Pour savoir peindre la vie telle qu'elle
sera dans un
siècle,
après les convulsions qui se préparent, après les révolutions
économiques que peuvent amener en cent ans les découvertes
scientifiques auxquelles il, faut s'attendre (calculez le déplacement
opéré dans tout l'univers,
aussi bien politique qu'économique, par l'introduction du machinisme
!), il aurait fallu joindre à l'imagination créatrice toute la
science et tout le sens sociologique, toutes les facultés de
reconstruction et d'induction du savant auteur des Responsabilités
de Denis Papin (1) et ce genre d'études n'est guère le propre d'une
femme ; mais c'est par d'autres qualités que se distingue
Louise Faure-Favier, auteur déjà d'un joli recueil : Six
contes et deux rêves.
L'originalité de son charmant et ingénieux roman, ce n'est pas tant
de vouloir nous présenter la vie telle qu'elle sera dans un siècle
que de nous montrer de quel œil gentiment ironique ou
mélancoliquement envieux nos
descendants,
dans cent années, pourront regarder notre époque.
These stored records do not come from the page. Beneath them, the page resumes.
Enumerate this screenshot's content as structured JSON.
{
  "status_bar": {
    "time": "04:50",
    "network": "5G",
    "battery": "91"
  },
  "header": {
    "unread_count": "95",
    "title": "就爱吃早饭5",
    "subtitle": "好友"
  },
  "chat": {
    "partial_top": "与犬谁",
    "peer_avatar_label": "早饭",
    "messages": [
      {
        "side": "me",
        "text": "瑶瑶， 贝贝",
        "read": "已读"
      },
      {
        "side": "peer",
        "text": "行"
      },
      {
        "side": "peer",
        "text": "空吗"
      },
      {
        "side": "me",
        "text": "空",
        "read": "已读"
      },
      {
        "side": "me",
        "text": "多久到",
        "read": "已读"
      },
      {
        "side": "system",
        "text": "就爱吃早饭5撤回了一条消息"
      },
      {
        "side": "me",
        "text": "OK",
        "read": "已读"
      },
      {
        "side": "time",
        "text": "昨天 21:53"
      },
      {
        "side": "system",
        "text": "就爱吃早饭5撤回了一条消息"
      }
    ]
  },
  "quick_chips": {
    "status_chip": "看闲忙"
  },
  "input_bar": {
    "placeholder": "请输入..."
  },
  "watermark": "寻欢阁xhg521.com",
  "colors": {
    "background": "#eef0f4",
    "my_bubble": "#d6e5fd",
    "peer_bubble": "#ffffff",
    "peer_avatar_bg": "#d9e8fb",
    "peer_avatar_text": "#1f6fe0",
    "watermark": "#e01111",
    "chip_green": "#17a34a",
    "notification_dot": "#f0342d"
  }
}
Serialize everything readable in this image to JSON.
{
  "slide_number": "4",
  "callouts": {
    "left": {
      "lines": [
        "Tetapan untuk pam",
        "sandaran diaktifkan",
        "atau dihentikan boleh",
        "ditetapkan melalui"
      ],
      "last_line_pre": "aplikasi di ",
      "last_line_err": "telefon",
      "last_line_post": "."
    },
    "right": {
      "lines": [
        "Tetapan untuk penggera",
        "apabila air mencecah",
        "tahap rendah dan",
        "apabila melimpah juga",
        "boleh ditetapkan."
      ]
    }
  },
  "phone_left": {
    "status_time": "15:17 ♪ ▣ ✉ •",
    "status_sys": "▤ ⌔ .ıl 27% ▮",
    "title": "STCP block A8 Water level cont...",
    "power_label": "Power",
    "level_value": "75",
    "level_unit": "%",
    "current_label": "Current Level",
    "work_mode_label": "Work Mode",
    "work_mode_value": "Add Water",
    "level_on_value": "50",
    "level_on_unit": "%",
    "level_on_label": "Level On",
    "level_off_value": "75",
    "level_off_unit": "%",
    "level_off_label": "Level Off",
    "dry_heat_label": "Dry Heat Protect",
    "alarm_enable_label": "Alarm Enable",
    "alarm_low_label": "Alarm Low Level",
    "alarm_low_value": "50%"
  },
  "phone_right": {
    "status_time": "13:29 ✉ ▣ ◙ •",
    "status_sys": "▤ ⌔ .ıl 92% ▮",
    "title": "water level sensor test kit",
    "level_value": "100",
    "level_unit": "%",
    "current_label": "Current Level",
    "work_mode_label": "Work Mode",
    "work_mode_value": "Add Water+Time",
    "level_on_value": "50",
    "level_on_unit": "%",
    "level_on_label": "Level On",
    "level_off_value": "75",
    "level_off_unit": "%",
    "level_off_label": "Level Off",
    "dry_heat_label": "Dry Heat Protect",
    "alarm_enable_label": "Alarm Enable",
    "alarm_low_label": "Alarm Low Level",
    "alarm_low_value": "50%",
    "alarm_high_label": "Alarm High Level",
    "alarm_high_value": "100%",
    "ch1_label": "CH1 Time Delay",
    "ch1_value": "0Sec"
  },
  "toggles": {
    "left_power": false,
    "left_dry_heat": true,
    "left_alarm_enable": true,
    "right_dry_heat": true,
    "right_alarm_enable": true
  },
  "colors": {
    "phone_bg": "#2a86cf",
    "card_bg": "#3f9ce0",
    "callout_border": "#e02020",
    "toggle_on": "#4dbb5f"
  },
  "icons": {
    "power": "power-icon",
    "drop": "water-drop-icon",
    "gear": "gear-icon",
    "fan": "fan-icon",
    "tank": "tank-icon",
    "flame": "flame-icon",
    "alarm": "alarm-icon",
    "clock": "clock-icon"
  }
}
Ces
choses qui seront vieilles...,
c'est celles qui font notre vie maintenant et dont il nous est aussi
difficile de croire qu'elles ne soient pas réellement immuables,
qu'il est difficile à un vivant bien portant, de concevoir
réellement la
mort. Mme Louise Faure-Favier dessine deux amoureux de l'an
2018, qui
découvrent le secret d'amour de l'arrière-grand-père de l'un
d'eux, et la confrontation,
de ces deux vies amoureuses, de ces deux façons d'aimer, ne
manque,
malgré un peu d'arbitraire, ni de
saveur
ni de charme ; il y a là des détails piquants, pittoresques et
délicats, des notations d'une indéniable grâce féminine.
Cependant, je ne pourrai m'empêcher
de chercher
querelle à Louise Faure-Favier qui, opposant son Aline moderne aux
femmes du passé, nous la présente « droite et loyale comme un
homme. » D'abord, je n'ai pas encore vu que l'homme
soit plus droit et plus loyal que la femme ;
c'est
un bruit qu'il a voulu faire courir mais qui n'est pas fondé ;
il y a dans les deux sexes des menteurs et 'il y a des êtres
honnêtes ; mais si l'un
des deux ment et trompe plus souvent que l'autre, c'est bien celui
qui pouvait, puisque les conventions sociales lui
permettaient plus de liberté, prendre l'habitude de la loyauté.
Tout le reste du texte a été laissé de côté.